Dalla ricerca manuale all’intervento dell’IA

“Osserva e analizza”. Questa è la parola d’ordine di uno scienziato durante la sua ricerca e vale anche per l’astronomia. Per un astronomo studiare lo spazio significa osservarne una sua porzione e analizzarlo per ottenere un modello fisico che descriva la realtà osservata. Questo fino al 20esimo secolo era relativamente semplice grazie al volume ridotto delle osservazioni. Successivamente però si è complicata drasticamente con l’avvento delle osservazioni su larga scala.

Per fare un esempio, la Zwicky Transient Facility (ZTF) raccoglie, con la sua telecamera ad ampio campo, 1.4TB di dati, la stessa memoria di un PC e mezzo, con miliardi di oggetti rilevati, in una sola notte! L’analisi di un numero cosi elevato di dati richiede molto tempo ed energie. Per questo il team di ricercatori SNAD, composto da Russia, Francia e Stati Uniti, ha cercato un nuovo metodo per poter elaborare in modo più efficiente ed efficace questa mole di lavoro. Dalla ricerca è nata l’IA ad albero k-D. Ma come funziona?

Come funziona l’IA ad albero k-D?

Per descrivere l’IA è imprescindibile descrivere prima la raccolta e l’elaborazione dei dati. Dall’osservazione con lo ZTF, un astronomo ricerca nello spazio la presenza di curve di luce che lampeggiano. Successivamente studia l’andamento dei picchi d’intensità della luce, se si riduce, aumenta o rimane costante nel tempo. Vengono cosi costruiti dei modelli descrittivi che contengono più di 40 parametri, tra cui l’ampiezza della luce emessa dall’oggetto esaminato e la frequenza di emissione

Qui entra in gioco l’IA: l’albero k-D indica come l’intelligenza artificiale suddivide lo spazio. Questo metodo suddivide in successione lo spazio che deve analizzare utilizzando varie tecniche geometriche, come piani, iperpiani, linee e punti. Dando quindi in pasto all’IA dei modelli che descrivono le anomalie spaziali di interesse, diventa in grado di riconoscerle e isolarle in uno spazio di ricerca ridotto.

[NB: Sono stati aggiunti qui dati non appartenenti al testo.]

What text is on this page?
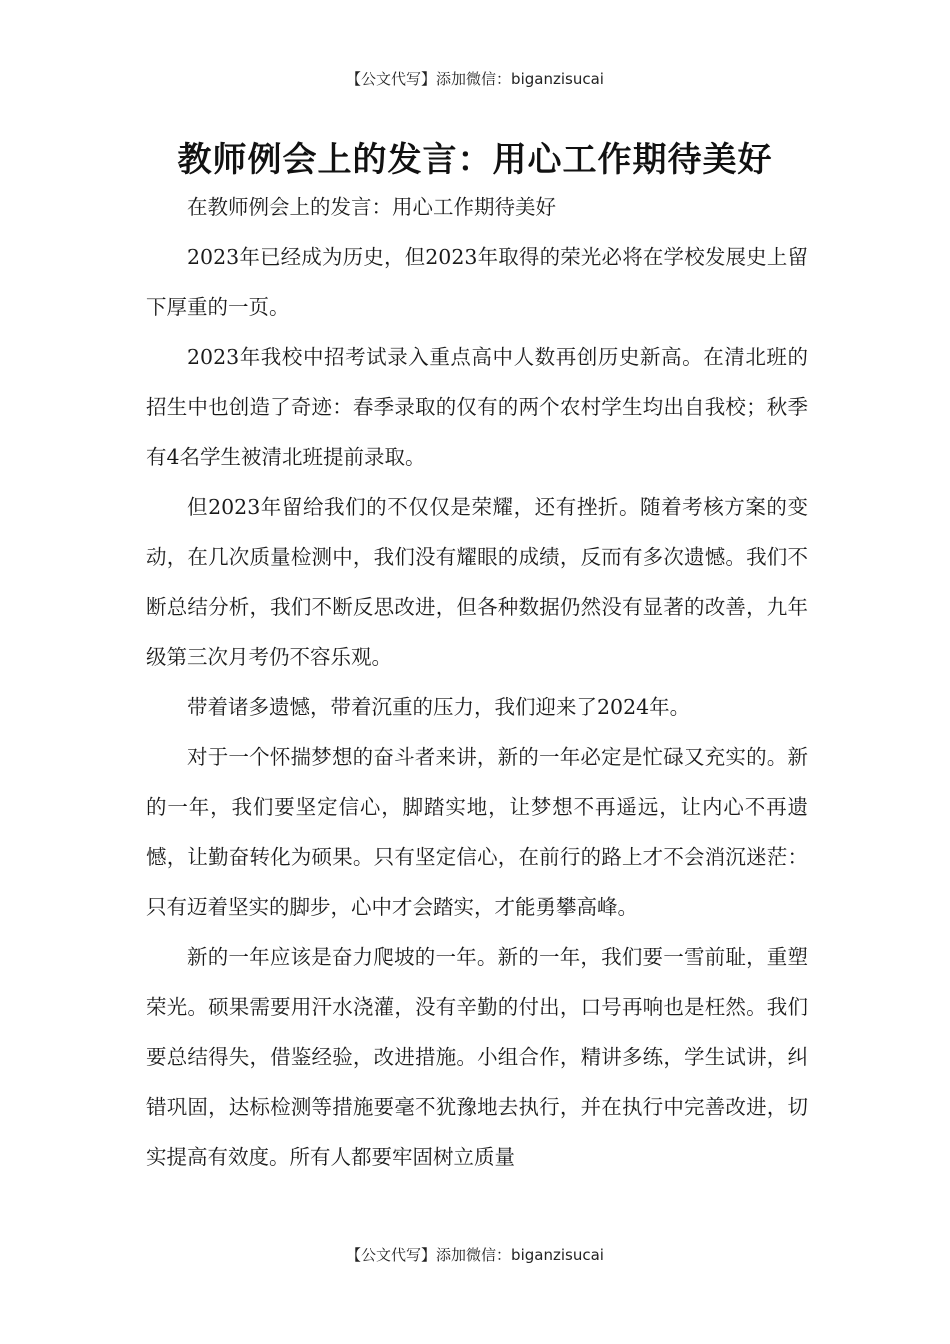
【公文代写】添加微信：biganzisucai
教师例会上的发言：用心工作期待美好

在教师例会上的发言：用心工作期待美好

2023年已经成为历史，但2023年取得的荣光必将在学校发展史上留下厚重的一页。

2023年我校中招考试录入重点高中人数再创历史新高。在清北班的招生中也创造了奇迹：春季录取的仅有的两个农村学生均出自我校；秋季有4名学生被清北班提前录取。

但2023年留给我们的不仅仅是荣耀，还有挫折。随着考核方案的变动，在几次质量检测中，我们没有耀眼的成绩，反而有多次遗憾。我们不断总结分析，我们不断反思改进，但各种数据仍然没有显著的改善，九年级第三次月考仍不容乐观。

带着诸多遗憾，带着沉重的压力，我们迎来了2024年。

对于一个怀揣梦想的奋斗者来讲，新的一年必定是忙碌又充实的。新的一年，我们要坚定信心，脚踏实地，让梦想不再遥远，让内心不再遗憾，让勤奋转化为硕果。只有坚定信心，在前行的路上才不会消沉迷茫：只有迈着坚实的脚步，心中才会踏实，才能勇攀高峰。

新的一年应该是奋力爬坡的一年。新的一年，我们要一雪前耻，重塑荣光。硕果需要用汗水浇灌，没有辛勤的付出，口号再响也是枉然。我们要总结得失，借鉴经验，改进措施。小组合作，精讲多练，学生试讲，纠错巩固，达标检测等措施要毫不犹豫地去执行，并在执行中完善改进，切实提高有效度。所有人都要牢固树立质量

【公文代写】添加微信：biganzisucai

Grazie a questo metodo, il team di scienziati ha confermato i risultati di ricerca precedentemente ottenuti e ha scoperto 11 nuove anomalie spaziali precedentemente sfuggite. Il risultato darà in futuro una enorme spinta nella ricerca di questi eventi e una riduzione del rischio di perderli durante le analisi.